Distrik Burj al-Barajneh, yang tidak tersentuh pada tahun 2006, kali ini rusak parah akibat pemboman.

Kenangan masa kecil

Sekali lagi, keluarga-keluarga dari Beirut selatan terpaksa mencari perlindungan di wilayah lain atau ke luar negeri.

Banyak dari mereka tinggal di apartemen sewaan atau bersama kerabat, sementara yang lain berkumpul di sekolah-sekolah yang telah diubah menjadi tempat penampungan.

Hassan, 37, dibesarkan di lingkungan Mraijeh di Beirut selatan, tempat jet Israel menargetkan Hashem Safieddine, yang secara luas dipandang sebagai calon penerus Nasrallah.

Ia mengatakan meski terjadi pertumpahan darah, Mraijeh akan selalu mengingatkannya pada “teman-temannya, permainan yang kami mainkan saat masih anak-anak, aroma roti yang baru dipanggang di pagi hari, obrolan tetangga, dan perayaan Ramadhan.”

Supermarket tempat dia berbelanja hancur, dan toko-toko, sekolah, dan bangunan di dekatnya juga hancur menjadi puing-puing.

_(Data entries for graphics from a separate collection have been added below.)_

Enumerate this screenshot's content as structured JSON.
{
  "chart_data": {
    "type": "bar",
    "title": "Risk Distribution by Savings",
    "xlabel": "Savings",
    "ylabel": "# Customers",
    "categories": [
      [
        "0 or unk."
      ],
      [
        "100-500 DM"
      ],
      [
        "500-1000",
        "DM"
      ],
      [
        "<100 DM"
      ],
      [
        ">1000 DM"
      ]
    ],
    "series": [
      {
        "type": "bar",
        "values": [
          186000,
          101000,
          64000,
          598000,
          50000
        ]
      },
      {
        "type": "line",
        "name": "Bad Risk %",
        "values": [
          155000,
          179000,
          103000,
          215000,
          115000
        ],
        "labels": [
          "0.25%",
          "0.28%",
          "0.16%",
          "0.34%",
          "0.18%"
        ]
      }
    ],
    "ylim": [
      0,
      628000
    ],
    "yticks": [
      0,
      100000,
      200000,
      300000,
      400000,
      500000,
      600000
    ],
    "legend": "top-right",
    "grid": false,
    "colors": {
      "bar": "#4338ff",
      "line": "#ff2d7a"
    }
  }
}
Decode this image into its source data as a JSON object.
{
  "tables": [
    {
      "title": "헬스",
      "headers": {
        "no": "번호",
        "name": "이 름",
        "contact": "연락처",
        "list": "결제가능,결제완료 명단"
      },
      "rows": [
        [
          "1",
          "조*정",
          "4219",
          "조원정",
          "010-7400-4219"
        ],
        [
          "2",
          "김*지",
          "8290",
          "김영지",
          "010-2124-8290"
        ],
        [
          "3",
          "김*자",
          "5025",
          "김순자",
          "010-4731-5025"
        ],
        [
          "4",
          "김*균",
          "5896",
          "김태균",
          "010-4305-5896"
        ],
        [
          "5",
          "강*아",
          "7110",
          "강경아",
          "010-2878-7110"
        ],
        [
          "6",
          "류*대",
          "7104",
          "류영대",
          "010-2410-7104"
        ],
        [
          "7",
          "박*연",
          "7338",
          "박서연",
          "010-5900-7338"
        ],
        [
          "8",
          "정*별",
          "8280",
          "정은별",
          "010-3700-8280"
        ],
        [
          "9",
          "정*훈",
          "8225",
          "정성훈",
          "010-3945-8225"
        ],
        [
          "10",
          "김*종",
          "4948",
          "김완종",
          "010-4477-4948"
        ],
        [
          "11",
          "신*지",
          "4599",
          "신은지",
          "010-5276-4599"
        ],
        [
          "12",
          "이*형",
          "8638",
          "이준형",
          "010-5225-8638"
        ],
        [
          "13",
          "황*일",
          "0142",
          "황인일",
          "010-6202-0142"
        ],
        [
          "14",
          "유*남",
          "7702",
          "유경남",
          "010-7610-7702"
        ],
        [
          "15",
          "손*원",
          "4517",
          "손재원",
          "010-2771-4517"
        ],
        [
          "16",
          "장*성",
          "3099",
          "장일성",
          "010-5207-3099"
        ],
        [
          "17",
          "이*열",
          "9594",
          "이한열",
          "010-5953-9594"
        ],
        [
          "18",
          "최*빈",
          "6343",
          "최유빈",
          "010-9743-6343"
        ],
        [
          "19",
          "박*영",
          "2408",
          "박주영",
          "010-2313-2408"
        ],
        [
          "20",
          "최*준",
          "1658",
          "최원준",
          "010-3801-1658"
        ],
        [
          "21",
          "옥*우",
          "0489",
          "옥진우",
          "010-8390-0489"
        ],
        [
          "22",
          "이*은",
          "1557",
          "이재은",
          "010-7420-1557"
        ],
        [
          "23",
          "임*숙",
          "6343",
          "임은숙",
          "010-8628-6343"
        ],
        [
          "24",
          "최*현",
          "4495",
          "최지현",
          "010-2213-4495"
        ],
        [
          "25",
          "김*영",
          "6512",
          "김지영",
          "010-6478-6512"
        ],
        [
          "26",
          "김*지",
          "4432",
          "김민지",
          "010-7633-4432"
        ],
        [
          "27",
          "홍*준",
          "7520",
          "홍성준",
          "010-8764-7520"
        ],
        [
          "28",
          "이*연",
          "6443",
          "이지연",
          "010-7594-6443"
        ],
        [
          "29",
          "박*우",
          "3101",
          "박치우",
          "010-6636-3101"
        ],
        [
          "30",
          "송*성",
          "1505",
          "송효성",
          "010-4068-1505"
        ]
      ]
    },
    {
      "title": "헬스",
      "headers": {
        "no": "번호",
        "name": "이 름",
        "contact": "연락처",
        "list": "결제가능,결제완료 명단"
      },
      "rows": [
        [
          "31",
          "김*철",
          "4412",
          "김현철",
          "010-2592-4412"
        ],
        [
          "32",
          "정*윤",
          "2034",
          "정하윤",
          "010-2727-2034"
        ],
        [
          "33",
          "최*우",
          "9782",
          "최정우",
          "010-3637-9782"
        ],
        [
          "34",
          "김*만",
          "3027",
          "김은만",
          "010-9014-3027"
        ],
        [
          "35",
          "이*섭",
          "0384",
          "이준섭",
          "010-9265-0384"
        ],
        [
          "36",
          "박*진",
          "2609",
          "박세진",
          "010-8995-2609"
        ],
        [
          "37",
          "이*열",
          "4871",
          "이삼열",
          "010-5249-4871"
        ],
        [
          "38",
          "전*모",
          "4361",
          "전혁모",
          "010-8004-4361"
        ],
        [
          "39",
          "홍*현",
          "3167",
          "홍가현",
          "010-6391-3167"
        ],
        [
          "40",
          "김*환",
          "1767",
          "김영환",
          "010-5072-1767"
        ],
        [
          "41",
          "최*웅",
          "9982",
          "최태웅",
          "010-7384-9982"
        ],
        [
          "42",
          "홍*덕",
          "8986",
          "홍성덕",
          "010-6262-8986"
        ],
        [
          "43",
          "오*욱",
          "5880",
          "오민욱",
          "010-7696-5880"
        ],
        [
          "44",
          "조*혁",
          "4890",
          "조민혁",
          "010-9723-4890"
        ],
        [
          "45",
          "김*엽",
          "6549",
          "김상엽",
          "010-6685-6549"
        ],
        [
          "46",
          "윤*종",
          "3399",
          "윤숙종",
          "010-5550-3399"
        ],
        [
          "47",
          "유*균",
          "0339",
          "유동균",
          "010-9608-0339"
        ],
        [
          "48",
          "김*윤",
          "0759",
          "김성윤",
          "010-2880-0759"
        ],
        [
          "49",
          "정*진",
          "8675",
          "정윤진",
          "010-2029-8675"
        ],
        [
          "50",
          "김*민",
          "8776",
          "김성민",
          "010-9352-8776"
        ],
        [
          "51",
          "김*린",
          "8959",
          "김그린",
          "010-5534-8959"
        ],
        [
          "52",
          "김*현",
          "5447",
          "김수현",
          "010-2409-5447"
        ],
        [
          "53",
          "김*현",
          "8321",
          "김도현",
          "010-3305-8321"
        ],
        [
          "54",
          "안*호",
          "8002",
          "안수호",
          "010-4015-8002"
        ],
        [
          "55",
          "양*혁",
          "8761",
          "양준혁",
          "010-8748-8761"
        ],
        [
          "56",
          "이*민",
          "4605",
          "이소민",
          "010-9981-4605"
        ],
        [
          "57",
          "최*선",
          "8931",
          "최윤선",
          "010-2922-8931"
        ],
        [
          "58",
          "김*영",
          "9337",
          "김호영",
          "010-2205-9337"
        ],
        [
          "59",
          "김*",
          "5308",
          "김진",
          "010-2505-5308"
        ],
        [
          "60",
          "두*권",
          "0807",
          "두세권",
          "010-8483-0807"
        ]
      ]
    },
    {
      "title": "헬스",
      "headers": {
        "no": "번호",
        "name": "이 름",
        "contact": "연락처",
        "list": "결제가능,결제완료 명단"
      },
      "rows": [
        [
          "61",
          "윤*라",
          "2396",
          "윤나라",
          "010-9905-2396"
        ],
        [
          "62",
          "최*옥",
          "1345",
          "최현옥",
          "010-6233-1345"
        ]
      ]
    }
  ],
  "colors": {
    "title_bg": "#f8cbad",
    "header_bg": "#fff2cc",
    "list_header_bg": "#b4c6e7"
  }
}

Hassan, yang juga meminta untuk disebutkan namanya hanya dengan nama depannya, diberitahu bahwa toko kaset favoritnya sudah tidak ada lagi.

Karena perang belum menunjukkan tanda-tanda akan mereda, kerugian yang lebih besar hampir pasti terjadi.

“Kami takut untuk kembali lagi setelah perang untuk mengetahui berapa banyak teman kami yang tewas, seperti pada tahun 2006,” desah Hassan.

(Kecuali judulnya, cerita ini belum diedit oleh staf NDTV dan diterbitkan dari feed sindikasi.)